Moreover, Reeves shared with teachers the most recent changes to CTE:
• Next Generation Career Academy internships, which saw 27 students serve as interns in the first year. The district has made 15 business partners, six of which are new for this school year.
• Enhancements to agriculture studies, as previously reported with the new barn for North Surry and live animals for hands-on experience with livestock.
• A commercial kitchen at Surry Central, which will be featured in more detail in The Mount Airy News when it is ready later this month.
On Wednesday, Atkins led a group of counselors and CTE teachers to a local business for a tour.
The group included North Surry counselors Hayley Zurita and James Moore, East Surry counselors Kerry Crotts and Renee Henry, Early College counselor Heather Matthews, career development coordinator Dale Badgett, career coach Crystal Folger-Hawks, and CTE instructional management and special populations coordinator Paula Brinkley.
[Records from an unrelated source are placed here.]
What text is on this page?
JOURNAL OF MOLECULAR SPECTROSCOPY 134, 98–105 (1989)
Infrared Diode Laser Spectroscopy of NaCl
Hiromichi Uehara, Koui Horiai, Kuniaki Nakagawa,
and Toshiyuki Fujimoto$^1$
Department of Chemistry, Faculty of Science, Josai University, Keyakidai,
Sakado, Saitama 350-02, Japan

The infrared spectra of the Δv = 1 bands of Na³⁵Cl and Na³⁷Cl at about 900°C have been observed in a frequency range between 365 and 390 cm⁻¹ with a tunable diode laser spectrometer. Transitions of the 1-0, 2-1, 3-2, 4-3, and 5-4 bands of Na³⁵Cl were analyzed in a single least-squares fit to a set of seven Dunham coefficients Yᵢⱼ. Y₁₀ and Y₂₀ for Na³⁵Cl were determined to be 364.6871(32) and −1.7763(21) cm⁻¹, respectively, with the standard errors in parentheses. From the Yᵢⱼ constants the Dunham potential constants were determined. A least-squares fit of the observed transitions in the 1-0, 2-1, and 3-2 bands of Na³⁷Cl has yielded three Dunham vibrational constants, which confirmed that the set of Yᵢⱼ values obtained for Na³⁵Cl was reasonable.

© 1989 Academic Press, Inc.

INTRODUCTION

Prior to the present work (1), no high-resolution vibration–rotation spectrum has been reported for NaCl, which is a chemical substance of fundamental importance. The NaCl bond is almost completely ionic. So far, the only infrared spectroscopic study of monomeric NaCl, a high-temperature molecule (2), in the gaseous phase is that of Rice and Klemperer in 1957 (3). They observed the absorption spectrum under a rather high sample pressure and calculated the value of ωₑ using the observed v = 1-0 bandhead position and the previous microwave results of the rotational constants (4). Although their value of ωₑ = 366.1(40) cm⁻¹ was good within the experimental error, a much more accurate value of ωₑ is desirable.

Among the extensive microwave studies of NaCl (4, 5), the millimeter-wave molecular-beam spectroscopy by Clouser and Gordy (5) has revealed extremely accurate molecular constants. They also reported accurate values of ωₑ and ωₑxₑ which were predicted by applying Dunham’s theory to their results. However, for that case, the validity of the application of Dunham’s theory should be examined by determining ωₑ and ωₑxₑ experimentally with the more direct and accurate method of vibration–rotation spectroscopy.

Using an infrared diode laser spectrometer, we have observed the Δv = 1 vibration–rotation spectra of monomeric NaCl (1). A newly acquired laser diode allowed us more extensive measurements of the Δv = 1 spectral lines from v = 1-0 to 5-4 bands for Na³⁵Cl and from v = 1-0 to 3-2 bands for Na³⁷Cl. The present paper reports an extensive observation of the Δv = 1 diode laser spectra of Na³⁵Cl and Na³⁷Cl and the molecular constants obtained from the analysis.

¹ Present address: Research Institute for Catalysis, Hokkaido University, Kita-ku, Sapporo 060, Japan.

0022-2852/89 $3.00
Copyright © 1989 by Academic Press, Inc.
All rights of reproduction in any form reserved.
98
The educators met at Nester Hosiery to learn about the business and how they could help counsel students on career and college planning.
Frankie Vernon, human resources director, gave the group an in-depth tour and discussed the many job opportunities there. Nester Hosiery started in 1993 and is a family-owned sock manufacturer. He noted that its Farm to Feet product line is 100-percent American-made, from the Merino wool to the cardboard box the product is shipped in.
At the recent meeting of the Board of Education, Robert Draughn, director of plant operations, discussed the bid process for roof work at one of the middle schools.
Draughn said that Meadowview Magnet’s gym needs work. The waterproof membrane has been on the roof since its construction in 2000, he said. That’s 18 years of use when these membranes typically last about 15 years.
He said it has been “a pretty constant repair battle” to patch up seams that have been ripping open and allowing leaks over the past year and a half.
Over the summer the project was put out for bids, and four companies sent in their bids, said Draughn. However, three of the four didn’t follow the state’s bidding requirements and had to be rejected.
What kind of problems were there, asked the school board. It was just technical details, he replied, such as including a state license number for the business.
That left AAR Roofing as the only complete bid at $42,152.
Draughn reminded the board that this roof issue was brought up during spring budget meetings and that the money for this work already had been set aside in the 2018-19 budget.
The board voted to approve the bid for the project.
• In other school news, the board of education congratulated Jennifer Gonzalez as the September employee of the month. Gonzalez works as an English Learners teaching assistant at Copeland and Dobson elementary schools.